Sponsored by the Rutgers University Department of Mathematics and the
Center for Discrete Mathematics and Theoretical Computer Science (DIMACS)
Title:Lower Bound Expansions for Random Bernoulli Matrices
Speaker: Stephen DeSalvo, UCLA
Date: Thursday, March 24, 2016 5:00pm
Location: Hill Center, Room 705, Rutgers University, Busch Campus, Piscataway, NJ
A random Bernoulli matrix is an n by n matrix with each entry chosen as +/-1 with probability 1/2, independently of other entries. It was first shown by Komlos that the probability that a random Bernoulli matrix is singular tends to 0 as n tends to infinity, and later by Kahn, Komlos, and Szemeredi that the rate is exponentially decaying.
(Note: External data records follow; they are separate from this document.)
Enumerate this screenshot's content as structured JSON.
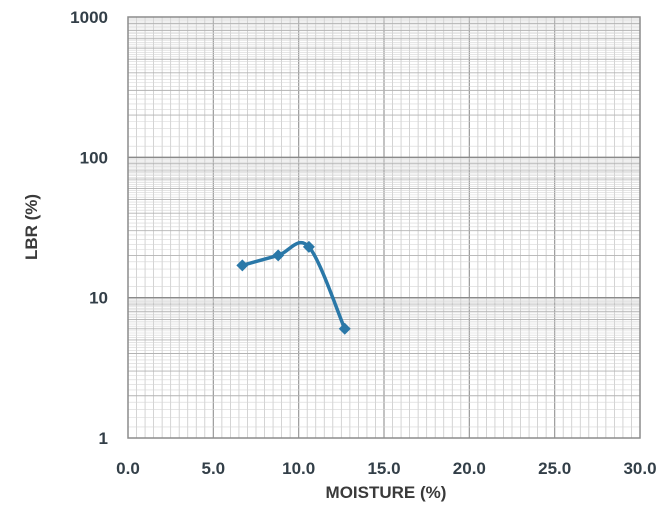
{
  "chart_data": {
    "type": "line",
    "xlabel": "MOISTURE (%)",
    "ylabel": "LBR (%)",
    "xlim": [
      0,
      30
    ],
    "ylim": [
      1,
      1000
    ],
    "y_scale": "log",
    "grid": true,
    "x_ticks": [
      "0.0",
      "5.0",
      "10.0",
      "15.0",
      "20.0",
      "25.0",
      "30.0"
    ],
    "y_ticks": [
      "1",
      "10",
      "100",
      "1000"
    ],
    "series": [
      {
        "color": "#2a78a8",
        "x": [
          6.7,
          8.8,
          10.6,
          12.7
        ],
        "y": [
          17,
          20,
          23,
          6
        ]
      }
    ]
  }
}
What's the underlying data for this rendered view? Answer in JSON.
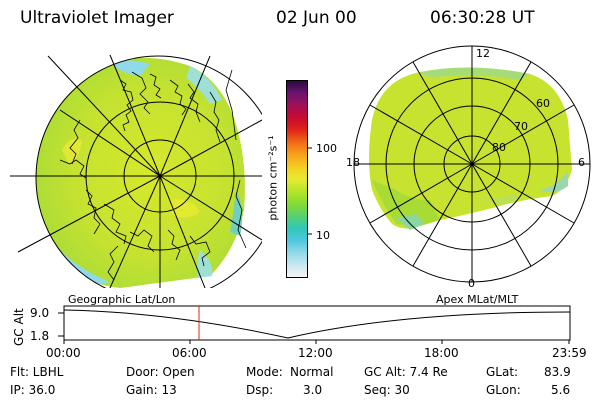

The rate was later improved by Tau and Vu, and most recently by Bourgain, Vu, and Wood. We present a lower bound asymptotic expansion, conjecturally a true asymptotic expansion, by classifying the various ways in which the matrix can be singular, indexed by what we call novel integer partitions. We show that the set of novel integer partitions is both necessary and sufficient for classifying singularities, and classify all novel integer partitions with at most seven parts. This is joint work with Richard Arratia.